“My first thoughts were centered on defining whether these works could be called paintings or prints, along with broader reflections on the value and meaning of the real. What defines a ‘real’ picture, and why do we all have a need for authentic images?” — Tatjana Danneberg
Tatjana Danneberg’s preoccupation with the nature of images and the possibilities that unfold through their manipulation and deconstruction commences with photography — low-fi images taken with simple automatic cameras that depict her immediate surroundings, friends, and acquaintances in a familiar, often intimate manner. After developing the images, she prints them on specific foils using an inkjet printer, then paints on them with gesso in broad strokes. Finally she glues the works — each one a symbiosis of printed image and primer — to canvas. Loosely cropped, showing bodily details or contortions, the images have an eventful feeling, depicting moments of action — or a lack of it. Their presence is almost brutal, and yet they are dominated by an atmosphere of intimacy. “They show fragile arrays,” writes Vanessa Joan Müller, “ephemeral constellations or moments that seem unimportant when experienced but significant when remembered.”
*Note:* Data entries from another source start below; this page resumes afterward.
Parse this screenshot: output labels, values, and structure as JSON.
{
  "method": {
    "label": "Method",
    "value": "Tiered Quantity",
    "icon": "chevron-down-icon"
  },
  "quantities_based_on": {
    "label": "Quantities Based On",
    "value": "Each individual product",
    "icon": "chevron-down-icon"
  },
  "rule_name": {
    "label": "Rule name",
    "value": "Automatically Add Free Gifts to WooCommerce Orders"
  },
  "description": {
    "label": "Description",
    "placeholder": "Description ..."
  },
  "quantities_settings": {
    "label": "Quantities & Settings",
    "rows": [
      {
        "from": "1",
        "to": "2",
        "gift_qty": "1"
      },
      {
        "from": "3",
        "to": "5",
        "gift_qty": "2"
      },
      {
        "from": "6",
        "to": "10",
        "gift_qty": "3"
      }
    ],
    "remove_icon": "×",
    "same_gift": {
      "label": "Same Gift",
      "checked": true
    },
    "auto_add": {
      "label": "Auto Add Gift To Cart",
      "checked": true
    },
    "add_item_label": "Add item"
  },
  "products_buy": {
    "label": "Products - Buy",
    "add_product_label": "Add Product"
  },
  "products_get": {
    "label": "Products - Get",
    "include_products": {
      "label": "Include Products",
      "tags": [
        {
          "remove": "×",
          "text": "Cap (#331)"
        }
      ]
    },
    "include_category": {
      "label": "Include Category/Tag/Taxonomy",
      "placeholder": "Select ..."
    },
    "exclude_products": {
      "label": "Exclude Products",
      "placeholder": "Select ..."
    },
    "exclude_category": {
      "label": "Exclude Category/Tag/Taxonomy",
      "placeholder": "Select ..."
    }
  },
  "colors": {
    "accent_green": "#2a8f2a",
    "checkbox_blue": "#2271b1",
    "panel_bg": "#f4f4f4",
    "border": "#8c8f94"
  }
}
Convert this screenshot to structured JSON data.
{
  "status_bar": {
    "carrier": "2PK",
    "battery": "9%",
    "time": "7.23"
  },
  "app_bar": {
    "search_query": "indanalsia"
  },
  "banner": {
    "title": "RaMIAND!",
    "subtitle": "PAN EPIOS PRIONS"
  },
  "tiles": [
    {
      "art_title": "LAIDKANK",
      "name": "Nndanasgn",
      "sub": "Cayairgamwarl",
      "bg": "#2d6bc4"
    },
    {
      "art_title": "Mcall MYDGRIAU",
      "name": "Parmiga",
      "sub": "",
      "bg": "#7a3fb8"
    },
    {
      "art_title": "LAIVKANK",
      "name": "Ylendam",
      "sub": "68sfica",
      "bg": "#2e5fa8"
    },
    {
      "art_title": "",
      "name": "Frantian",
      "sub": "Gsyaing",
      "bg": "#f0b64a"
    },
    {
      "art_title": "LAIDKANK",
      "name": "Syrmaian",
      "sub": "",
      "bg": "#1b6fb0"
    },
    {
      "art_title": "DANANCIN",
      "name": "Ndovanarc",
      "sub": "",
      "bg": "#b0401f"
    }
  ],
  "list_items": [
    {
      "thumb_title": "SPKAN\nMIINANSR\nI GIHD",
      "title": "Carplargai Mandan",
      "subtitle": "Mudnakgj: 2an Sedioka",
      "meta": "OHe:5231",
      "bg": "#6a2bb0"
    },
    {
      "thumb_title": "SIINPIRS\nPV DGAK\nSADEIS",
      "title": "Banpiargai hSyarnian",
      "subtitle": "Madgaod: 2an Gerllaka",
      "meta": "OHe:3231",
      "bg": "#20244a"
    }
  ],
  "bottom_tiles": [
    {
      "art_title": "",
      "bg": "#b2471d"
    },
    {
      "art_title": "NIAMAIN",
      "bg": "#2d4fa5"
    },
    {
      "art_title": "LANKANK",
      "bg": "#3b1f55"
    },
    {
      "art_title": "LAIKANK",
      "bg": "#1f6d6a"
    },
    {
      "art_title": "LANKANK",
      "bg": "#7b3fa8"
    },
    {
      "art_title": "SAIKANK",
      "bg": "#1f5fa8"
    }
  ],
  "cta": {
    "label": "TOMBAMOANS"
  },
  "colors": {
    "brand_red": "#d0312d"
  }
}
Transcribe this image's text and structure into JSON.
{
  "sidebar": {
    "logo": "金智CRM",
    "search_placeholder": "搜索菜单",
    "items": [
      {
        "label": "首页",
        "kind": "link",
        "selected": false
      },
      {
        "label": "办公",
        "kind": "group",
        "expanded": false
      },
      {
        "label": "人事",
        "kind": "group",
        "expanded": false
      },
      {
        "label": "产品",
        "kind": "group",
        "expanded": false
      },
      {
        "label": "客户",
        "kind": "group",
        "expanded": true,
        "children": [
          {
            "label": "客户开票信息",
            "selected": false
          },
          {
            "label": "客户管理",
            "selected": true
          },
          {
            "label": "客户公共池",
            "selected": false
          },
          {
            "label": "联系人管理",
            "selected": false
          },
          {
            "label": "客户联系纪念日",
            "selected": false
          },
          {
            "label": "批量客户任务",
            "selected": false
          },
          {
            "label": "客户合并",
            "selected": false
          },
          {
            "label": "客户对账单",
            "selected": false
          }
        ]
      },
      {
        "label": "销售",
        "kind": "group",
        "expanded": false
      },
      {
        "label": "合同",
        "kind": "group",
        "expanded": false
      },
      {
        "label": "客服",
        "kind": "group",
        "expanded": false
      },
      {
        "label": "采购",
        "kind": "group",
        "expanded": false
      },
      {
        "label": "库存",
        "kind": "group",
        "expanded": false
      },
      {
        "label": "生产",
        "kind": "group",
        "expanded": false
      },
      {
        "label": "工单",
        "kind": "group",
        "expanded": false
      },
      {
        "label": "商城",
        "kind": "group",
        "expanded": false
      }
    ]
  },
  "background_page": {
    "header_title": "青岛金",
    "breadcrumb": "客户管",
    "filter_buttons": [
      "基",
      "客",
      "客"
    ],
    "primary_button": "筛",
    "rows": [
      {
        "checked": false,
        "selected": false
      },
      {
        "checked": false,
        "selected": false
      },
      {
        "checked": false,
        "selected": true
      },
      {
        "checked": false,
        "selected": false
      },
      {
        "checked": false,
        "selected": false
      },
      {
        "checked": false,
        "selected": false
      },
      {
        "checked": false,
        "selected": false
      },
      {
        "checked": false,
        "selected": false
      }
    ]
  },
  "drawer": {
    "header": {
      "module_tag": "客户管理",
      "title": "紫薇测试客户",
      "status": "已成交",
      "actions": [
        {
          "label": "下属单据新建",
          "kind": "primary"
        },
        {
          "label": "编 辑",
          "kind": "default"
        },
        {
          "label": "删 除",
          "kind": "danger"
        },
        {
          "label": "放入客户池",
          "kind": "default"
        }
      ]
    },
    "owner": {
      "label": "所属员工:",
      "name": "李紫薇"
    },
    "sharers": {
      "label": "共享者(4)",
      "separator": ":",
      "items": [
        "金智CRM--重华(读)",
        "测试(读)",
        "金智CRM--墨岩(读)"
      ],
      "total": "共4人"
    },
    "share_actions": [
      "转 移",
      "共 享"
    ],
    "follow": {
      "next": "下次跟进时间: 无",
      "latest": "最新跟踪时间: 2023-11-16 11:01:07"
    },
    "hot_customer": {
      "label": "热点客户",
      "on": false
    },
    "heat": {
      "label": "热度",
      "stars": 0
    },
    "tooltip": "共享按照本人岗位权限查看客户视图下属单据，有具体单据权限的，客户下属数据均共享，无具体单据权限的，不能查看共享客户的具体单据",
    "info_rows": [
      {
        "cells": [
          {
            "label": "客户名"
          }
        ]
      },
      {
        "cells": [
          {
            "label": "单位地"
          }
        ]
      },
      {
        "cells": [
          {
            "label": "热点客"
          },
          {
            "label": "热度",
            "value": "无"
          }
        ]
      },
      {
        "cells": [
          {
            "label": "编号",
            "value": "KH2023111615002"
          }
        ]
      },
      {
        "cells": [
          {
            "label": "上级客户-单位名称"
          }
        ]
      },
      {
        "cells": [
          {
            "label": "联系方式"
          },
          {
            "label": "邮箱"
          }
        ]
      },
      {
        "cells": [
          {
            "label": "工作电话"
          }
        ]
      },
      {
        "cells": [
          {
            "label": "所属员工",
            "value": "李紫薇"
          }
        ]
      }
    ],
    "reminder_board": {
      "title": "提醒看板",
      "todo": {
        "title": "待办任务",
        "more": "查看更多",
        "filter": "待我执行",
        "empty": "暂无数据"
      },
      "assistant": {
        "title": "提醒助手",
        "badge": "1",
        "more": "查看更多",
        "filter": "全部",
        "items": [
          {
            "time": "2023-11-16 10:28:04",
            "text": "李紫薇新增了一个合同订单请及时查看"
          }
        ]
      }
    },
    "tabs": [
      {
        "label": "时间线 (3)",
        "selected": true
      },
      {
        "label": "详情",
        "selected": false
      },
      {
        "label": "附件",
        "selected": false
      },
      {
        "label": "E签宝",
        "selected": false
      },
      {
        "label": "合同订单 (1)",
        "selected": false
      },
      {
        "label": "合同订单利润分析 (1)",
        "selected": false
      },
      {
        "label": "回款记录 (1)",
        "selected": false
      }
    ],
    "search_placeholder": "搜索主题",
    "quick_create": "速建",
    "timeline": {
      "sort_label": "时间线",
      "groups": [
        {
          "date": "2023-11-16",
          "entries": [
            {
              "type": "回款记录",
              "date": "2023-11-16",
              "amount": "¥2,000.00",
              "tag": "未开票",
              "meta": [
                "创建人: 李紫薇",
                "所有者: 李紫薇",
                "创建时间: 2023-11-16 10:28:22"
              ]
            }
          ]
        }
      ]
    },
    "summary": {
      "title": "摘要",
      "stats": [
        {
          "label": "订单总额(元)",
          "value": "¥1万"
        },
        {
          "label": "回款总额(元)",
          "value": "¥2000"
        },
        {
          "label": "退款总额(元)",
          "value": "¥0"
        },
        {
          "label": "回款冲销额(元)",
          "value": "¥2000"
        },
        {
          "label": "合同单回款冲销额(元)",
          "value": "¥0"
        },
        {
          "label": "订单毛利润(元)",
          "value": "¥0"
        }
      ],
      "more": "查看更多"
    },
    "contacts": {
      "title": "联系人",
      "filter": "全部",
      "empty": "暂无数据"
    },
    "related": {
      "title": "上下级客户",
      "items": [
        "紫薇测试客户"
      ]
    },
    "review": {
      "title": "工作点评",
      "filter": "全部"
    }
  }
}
The book, featuring three newly commissioned essays along with extensive color illustrations, is published on the occasion of Danneberg’s first solo presentation at a public institution, Wait a Minute, at Salzburger Kunstverein. Relating to youth culture movements, the new large-scale paintings and site-specific floor poster installation revolve around the states of bewilderment, uncertainty, and alienation, as well as enthusiasm and hope, that accompany the process of growing up.